Sekali lagi, mapan bukan hanya
soal kepemilikan kapital dan kecukupan finansial, tetapi ‘mapan’ dalam
pengertian yang lebih luas: Menjadi pribadi dewasa yang sanggup menghadapi
beragam tantangan dalam hidupnya.
Dengan modal kemapanan semacam
ini, pernikahan yang bahagia tentu merupakan sesuatu yang niscaya.
Akhirnya, bagi saya, prinsip
‘menikah sebelum mapan’ adalah pilihan orang-orang cerdas yang penuh optimisme
sakligus empati.
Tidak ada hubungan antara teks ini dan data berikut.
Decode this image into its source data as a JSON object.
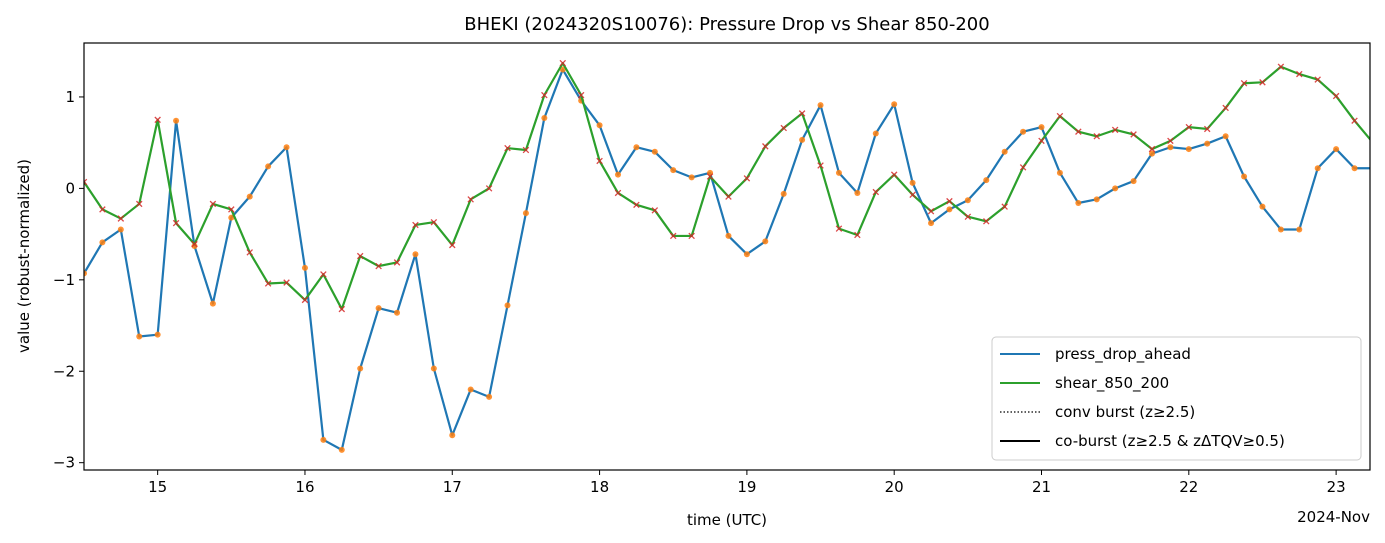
{
  "chart_data": {
    "type": "line",
    "title": "BHEKI (2024320S10076): Pressure Drop vs Shear 850-200",
    "xlabel": "time (UTC)",
    "ylabel": "value (robust-normalized)",
    "x_offset_label": "2024-Nov",
    "xlim": [
      14.5,
      23.23
    ],
    "ylim": [
      -3.08,
      1.59
    ],
    "x_ticks": [
      15,
      16,
      17,
      18,
      19,
      20,
      21,
      22,
      23
    ],
    "y_ticks": [
      1,
      0,
      -1,
      -2,
      -3
    ],
    "y_tick_labels": [
      "1",
      "0",
      "−1",
      "−2",
      "−3"
    ],
    "x_start": 14.5,
    "x_step_days": 0.125,
    "series": [
      {
        "name": "press_drop_ahead",
        "color": "#1f77b4",
        "marker": "dot",
        "marker_color": "#ff7f0e",
        "values": [
          -0.93,
          -0.59,
          -0.45,
          -1.62,
          -1.6,
          0.74,
          -0.63,
          -1.26,
          -0.32,
          -0.09,
          0.24,
          0.45,
          -0.87,
          -2.75,
          -2.86,
          -1.97,
          -1.31,
          -1.36,
          -0.72,
          -1.97,
          -2.7,
          -2.2,
          -2.28,
          -1.28,
          -0.27,
          0.77,
          1.3,
          0.96,
          0.69,
          0.15,
          0.45,
          0.4,
          0.2,
          0.12,
          0.17,
          -0.52,
          -0.72,
          -0.58,
          -0.06,
          0.53,
          0.91,
          0.17,
          -0.05,
          0.6,
          0.92,
          0.06,
          -0.38,
          -0.23,
          -0.13,
          0.09,
          0.4,
          0.62,
          0.67,
          0.17,
          -0.16,
          -0.12,
          0.0,
          0.08,
          0.38,
          0.45,
          0.43,
          0.49,
          0.57,
          0.13,
          -0.2,
          -0.45,
          -0.45,
          0.22,
          0.43,
          0.22,
          0.22
        ]
      },
      {
        "name": "shear_850_200",
        "color": "#2ca02c",
        "marker": "x",
        "marker_color": "#d62728",
        "values": [
          0.07,
          -0.23,
          -0.33,
          -0.17,
          0.75,
          -0.38,
          -0.61,
          -0.17,
          -0.23,
          -0.7,
          -1.04,
          -1.03,
          -1.22,
          -0.94,
          -1.32,
          -0.74,
          -0.85,
          -0.81,
          -0.4,
          -0.37,
          -0.62,
          -0.12,
          0.0,
          0.44,
          0.42,
          1.02,
          1.37,
          1.02,
          0.3,
          -0.05,
          -0.18,
          -0.24,
          -0.52,
          -0.52,
          0.13,
          -0.09,
          0.11,
          0.46,
          0.66,
          0.82,
          0.25,
          -0.44,
          -0.51,
          -0.04,
          0.15,
          -0.07,
          -0.25,
          -0.14,
          -0.31,
          -0.36,
          -0.2,
          0.23,
          0.52,
          0.79,
          0.62,
          0.57,
          0.64,
          0.59,
          0.43,
          0.52,
          0.67,
          0.65,
          0.88,
          1.15,
          1.16,
          1.33,
          1.25,
          1.19,
          1.01,
          0.74,
          0.5
        ]
      }
    ],
    "legend": {
      "placement": "lower-right",
      "entries": [
        {
          "label": "press_drop_ahead",
          "style": "solid",
          "color": "#1f77b4"
        },
        {
          "label": "shear_850_200",
          "style": "solid",
          "color": "#2ca02c"
        },
        {
          "label": "conv burst (z≥2.5)",
          "style": "dotted",
          "color": "#000000"
        },
        {
          "label": "co-burst (z≥2.5 & zΔTQV≥0.5)",
          "style": "solid",
          "color": "#000000"
        }
      ]
    }
  }
}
Bagi yang sedang mencari pasangan, carilah orang yang seperti
ini.
Carilah orang yang akan mengajak
Anda sukses dan bahagia bersama, bukan orang yang merasa sudah sukses lalu
hanya akan menjadikan Anda ‘pelengkap’ saja.
Maka benarlah firman Allah dalam
Al-Quran, istrimu adalah pakaian bagimu dan kamu adalah pakaian baginya (Al-Baqarah
187). Suami adalah individu yang belum mapan tanpa istrinya, dan istri adalah
pribadi yang belum sempurna tanpa suaminya.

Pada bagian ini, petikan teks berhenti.